With ten miles to go left, I was tired and distracted. I turned to say something to Mark, who was driving behind me. When I turned toward the front, I realized that my surroundings. The road was almost reducednothing, and only about a foot between the ground and cliffs. I stopped and tried to step on the track, but both the bike and I tip my weight on track. Can regain my balance, I took a big step from the steep cliffs.
I heard the bike separated from my body. I ran and threw my face and protect your head with your arms and took a shot in front of my helmet. My life flashes before my eyes - I just thoughtFor me back immediately. My legs did hit some sharp rocks, the need for sutures rain later. Then I landed on my butt on a rocky outcrop, Jarred awake and looked at my bike bouncing 400 feet into the gorge below.
I thought, "I'm alive!" "I could die!" See "I lost almost everything!" Then Mark was at my side. He kissed me once, I looked into his eyes.

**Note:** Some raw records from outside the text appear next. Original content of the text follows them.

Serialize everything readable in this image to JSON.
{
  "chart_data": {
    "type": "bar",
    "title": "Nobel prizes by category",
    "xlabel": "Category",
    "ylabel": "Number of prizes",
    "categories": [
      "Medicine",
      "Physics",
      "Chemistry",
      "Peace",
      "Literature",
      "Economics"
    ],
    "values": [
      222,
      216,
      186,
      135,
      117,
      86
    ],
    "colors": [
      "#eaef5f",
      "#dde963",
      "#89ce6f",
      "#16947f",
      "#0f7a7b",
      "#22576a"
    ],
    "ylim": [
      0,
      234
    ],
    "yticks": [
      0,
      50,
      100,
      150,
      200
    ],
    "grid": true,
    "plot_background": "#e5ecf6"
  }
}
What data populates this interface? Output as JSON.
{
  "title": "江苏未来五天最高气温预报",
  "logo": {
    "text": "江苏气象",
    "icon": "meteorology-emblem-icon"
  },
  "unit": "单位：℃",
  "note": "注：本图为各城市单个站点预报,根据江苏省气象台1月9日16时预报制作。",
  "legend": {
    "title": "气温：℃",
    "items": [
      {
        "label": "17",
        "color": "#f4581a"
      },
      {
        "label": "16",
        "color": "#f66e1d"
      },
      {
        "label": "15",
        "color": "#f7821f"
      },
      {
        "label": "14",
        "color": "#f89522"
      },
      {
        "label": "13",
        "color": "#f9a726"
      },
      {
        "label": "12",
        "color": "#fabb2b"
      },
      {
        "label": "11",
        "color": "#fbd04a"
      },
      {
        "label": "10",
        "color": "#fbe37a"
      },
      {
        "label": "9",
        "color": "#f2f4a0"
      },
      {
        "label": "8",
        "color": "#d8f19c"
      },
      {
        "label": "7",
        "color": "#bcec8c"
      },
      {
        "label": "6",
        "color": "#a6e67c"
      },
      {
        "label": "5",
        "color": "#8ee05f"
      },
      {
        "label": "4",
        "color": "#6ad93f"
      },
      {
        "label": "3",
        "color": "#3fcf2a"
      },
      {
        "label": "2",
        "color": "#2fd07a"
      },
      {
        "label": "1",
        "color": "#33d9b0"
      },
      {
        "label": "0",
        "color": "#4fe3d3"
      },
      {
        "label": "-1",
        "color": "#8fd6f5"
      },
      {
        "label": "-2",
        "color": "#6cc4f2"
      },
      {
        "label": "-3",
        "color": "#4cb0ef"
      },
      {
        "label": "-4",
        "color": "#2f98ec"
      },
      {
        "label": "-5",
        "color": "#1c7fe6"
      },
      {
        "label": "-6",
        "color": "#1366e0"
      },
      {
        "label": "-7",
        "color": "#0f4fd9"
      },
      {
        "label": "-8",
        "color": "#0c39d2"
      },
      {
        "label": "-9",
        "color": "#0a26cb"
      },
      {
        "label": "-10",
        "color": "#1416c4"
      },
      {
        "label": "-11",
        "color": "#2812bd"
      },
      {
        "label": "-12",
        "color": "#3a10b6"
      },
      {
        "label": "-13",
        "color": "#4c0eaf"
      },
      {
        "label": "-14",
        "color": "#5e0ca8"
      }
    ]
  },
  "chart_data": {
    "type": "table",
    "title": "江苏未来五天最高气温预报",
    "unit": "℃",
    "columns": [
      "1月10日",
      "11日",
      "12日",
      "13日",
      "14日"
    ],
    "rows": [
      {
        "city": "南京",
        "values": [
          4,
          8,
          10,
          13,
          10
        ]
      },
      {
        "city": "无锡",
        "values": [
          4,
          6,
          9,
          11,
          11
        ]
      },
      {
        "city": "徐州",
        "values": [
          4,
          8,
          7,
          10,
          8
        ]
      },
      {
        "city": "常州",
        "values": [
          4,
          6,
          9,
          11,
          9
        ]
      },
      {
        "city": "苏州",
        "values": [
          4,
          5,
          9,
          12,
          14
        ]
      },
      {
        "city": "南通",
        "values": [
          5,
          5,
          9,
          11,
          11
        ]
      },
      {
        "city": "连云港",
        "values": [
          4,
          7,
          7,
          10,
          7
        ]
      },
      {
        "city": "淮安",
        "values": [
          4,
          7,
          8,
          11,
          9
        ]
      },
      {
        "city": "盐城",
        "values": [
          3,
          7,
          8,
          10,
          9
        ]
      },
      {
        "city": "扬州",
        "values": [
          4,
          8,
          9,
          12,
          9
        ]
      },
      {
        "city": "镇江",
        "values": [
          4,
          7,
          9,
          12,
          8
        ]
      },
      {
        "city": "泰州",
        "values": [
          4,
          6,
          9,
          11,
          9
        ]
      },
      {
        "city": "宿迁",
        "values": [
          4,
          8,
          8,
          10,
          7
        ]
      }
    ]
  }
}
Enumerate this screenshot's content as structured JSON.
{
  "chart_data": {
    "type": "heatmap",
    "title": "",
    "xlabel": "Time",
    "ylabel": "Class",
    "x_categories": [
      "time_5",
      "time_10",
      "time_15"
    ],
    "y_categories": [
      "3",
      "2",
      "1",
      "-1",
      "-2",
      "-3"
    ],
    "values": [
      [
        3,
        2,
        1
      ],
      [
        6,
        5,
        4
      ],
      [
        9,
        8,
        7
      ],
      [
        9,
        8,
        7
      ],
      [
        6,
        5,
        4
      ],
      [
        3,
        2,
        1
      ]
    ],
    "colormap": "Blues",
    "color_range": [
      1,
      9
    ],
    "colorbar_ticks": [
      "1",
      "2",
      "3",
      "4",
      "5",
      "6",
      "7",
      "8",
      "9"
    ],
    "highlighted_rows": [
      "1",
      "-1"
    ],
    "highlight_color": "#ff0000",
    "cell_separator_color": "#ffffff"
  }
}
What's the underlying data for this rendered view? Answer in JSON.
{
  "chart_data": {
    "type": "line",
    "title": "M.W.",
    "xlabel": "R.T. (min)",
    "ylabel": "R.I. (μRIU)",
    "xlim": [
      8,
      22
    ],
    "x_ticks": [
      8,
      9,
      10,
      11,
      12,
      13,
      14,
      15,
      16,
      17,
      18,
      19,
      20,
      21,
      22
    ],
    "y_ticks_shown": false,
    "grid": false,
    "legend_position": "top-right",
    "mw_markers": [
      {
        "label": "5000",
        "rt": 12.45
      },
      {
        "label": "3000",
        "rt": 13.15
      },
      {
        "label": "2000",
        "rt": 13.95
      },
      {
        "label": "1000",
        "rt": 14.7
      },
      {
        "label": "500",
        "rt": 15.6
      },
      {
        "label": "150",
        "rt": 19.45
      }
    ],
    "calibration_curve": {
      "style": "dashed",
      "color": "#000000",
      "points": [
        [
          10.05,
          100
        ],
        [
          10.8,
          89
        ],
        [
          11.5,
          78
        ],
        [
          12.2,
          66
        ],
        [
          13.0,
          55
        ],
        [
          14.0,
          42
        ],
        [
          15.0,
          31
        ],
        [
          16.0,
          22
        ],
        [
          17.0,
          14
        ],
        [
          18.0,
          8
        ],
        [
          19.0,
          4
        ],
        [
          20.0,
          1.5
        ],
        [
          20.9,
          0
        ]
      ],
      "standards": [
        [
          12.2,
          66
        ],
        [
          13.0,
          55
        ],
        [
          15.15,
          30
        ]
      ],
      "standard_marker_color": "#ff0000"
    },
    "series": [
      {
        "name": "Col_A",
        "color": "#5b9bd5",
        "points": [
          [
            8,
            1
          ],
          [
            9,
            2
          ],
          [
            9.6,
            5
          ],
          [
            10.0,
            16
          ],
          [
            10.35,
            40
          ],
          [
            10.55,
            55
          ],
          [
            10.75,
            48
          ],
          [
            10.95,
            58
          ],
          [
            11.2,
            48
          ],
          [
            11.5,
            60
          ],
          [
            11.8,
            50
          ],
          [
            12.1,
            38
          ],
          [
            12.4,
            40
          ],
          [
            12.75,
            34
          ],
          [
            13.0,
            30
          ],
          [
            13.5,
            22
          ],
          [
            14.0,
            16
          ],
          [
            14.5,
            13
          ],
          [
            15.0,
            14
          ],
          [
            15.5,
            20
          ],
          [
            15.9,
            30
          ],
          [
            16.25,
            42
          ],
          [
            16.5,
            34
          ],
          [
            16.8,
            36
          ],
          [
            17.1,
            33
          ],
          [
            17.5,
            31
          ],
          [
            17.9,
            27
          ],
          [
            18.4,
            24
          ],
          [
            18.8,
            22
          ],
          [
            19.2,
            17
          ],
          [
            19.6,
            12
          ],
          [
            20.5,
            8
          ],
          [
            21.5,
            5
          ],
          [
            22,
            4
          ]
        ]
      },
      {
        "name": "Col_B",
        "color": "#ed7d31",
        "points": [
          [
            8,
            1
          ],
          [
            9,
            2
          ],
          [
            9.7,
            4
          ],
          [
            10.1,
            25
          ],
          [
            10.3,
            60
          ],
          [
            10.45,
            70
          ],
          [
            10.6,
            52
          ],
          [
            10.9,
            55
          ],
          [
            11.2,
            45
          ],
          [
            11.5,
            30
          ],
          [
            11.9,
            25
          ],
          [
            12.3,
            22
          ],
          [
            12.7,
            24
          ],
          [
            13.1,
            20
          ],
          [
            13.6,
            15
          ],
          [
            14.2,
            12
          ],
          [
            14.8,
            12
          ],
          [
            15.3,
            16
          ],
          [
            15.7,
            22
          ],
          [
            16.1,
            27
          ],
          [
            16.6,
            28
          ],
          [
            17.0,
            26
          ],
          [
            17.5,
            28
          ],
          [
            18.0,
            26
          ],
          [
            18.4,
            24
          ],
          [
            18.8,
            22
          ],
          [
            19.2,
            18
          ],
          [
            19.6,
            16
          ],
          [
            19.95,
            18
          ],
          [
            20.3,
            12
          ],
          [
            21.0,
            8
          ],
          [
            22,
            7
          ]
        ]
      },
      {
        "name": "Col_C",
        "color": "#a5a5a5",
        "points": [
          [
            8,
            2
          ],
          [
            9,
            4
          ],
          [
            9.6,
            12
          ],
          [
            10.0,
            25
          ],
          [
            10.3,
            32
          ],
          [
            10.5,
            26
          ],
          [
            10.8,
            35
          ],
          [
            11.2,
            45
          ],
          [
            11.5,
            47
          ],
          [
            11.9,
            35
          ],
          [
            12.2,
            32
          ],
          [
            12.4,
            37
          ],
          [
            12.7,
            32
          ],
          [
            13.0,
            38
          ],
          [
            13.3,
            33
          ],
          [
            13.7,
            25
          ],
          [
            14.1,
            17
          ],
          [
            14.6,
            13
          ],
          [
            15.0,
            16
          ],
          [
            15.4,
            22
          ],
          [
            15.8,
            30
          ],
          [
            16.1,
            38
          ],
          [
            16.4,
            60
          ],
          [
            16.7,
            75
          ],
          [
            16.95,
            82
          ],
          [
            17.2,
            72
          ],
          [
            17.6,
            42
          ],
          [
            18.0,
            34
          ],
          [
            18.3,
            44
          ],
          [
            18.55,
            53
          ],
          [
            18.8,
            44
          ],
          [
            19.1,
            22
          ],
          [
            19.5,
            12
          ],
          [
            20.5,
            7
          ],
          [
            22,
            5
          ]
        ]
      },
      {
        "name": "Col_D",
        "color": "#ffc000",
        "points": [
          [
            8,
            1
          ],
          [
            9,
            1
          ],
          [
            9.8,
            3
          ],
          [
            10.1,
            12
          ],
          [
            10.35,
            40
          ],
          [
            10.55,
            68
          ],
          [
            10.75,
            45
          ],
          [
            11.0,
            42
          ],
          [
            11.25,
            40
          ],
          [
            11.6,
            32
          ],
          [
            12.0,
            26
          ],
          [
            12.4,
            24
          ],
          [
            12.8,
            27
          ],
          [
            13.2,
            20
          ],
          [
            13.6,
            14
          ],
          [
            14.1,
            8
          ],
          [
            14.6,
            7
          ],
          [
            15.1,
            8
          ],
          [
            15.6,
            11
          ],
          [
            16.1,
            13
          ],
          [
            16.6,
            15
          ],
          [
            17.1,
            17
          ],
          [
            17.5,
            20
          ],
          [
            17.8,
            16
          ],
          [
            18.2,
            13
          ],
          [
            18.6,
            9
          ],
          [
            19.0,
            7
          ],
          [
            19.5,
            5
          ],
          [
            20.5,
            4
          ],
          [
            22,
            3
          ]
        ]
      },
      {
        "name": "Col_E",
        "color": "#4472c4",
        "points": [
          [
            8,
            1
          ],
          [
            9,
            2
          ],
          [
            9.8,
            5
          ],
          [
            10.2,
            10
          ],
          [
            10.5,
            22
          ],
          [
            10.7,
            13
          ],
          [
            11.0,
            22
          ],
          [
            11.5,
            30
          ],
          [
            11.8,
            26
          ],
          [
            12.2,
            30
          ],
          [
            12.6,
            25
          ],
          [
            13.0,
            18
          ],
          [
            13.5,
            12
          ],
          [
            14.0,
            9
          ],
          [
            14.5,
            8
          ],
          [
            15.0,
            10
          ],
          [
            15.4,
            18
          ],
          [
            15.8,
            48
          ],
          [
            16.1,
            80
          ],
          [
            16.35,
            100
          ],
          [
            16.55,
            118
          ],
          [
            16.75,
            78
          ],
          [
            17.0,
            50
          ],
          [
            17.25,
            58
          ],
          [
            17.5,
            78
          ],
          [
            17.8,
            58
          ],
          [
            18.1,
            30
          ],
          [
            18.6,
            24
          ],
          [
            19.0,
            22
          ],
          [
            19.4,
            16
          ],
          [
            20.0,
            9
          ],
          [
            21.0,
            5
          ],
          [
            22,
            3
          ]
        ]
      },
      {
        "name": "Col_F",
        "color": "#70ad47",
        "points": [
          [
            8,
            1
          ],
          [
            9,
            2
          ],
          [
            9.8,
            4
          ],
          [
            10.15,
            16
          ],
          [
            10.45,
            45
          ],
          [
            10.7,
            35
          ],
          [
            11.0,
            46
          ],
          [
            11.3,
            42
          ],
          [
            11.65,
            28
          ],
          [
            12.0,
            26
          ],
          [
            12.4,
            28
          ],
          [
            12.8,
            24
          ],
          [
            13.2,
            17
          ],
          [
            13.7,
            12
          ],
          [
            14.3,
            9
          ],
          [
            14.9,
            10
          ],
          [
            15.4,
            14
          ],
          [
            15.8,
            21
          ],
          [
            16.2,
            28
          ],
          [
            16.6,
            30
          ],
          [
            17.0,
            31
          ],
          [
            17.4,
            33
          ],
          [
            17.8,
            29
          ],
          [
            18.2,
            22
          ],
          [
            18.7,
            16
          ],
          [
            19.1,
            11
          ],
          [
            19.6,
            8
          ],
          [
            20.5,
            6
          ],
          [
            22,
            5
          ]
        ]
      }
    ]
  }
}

"Are you okay?" He asked, testing my limbs. "Any bones broken?"
"No!" I knew nothingbroken, just scratched and gouged. Guys, I was happy.
Then back down into the ravine, he shouted: "My bike!" I knew Mark so well.
"I want to get," he said and pushed me back against the rock. "You stay here."
He made his way down, like Lisa and John helped me once again, climb the rock wall. I felt a bit 'dazed noted with a sense of nausea, the blood was on his legs, especially with the stylus in the left knee inward. I knew if I was not carefulI could go back and be really bad. Finally, secure and away from the cliff, I looked down to see Mark 25 pounds to make my neon-orange mountain bike back four hundred meters.
I said I started to cry hysterically, "Oh my God, Oh my God!" I could not shake the vision of taking step infinite space. At that moment kept following me, because I soon realized that it was almost dead. "You can journey back to the car, Patty?" Lisa gentlyhe asked.
"Yes," I said. I chose Mark's Bike from the ground, where he had thrown away the part before he jumped to mine. The spread. I was afraid to drive, but I started. Lisa rode behind me, doing their best to avert my ranting: "Oh my God!" The whole scene continued to play a video loop.
"Breathe deeply, Pat," said Lisa. "Breathe deeply".
I was doing. With the leadership of Lisa, I rode the bike six miles back to the car market, keep away from the edge of the cliff.Full of guilt, I always thought that Mark had the car to take the bike all the way, six miles of torture.
In its race to the hospital come to me, Mark has bumped back to the car with the bike on the back. I was so happy to see him! He grabbed the broken bike and hurt my car, say goodbye to Lisa and John, then race back to San Diego hospital. When we got on the road, a policeman in civilian clothes drove next to us shortly, and his lightningBadge, as he was pulling on us. Then, when he observed, My Bloody legs on the dashboard, fell away fast. We are in the hospital in 45 minutes, when soaked in blood, have priority over all other emergency. It took four hours to get points and x-rays. They found no broken bones, something else has been lucky. Now looking back at the whole thing, I admire all the way Mark has shown me that he loved me.
What lessons did I learn? First andenjoy, especially, life. But now enjoy. You do not know what to expect behind the next corner. Appreciate what you have. Sometimes you act like you do not know what you got, until a fateful moment, takes almost everything away.
Once the points came out, I jumped back on my bike. I also returned the following year and then his throat several times that if I look at the sheer face of rock that had landed on the ledge on which I seemed so small andinsignificant. A friend would later call the "Hand of God". I'm not what you call a religious woman, but every time I saw that rock, I whisper a little 'thank you' - what could be called many a prayer.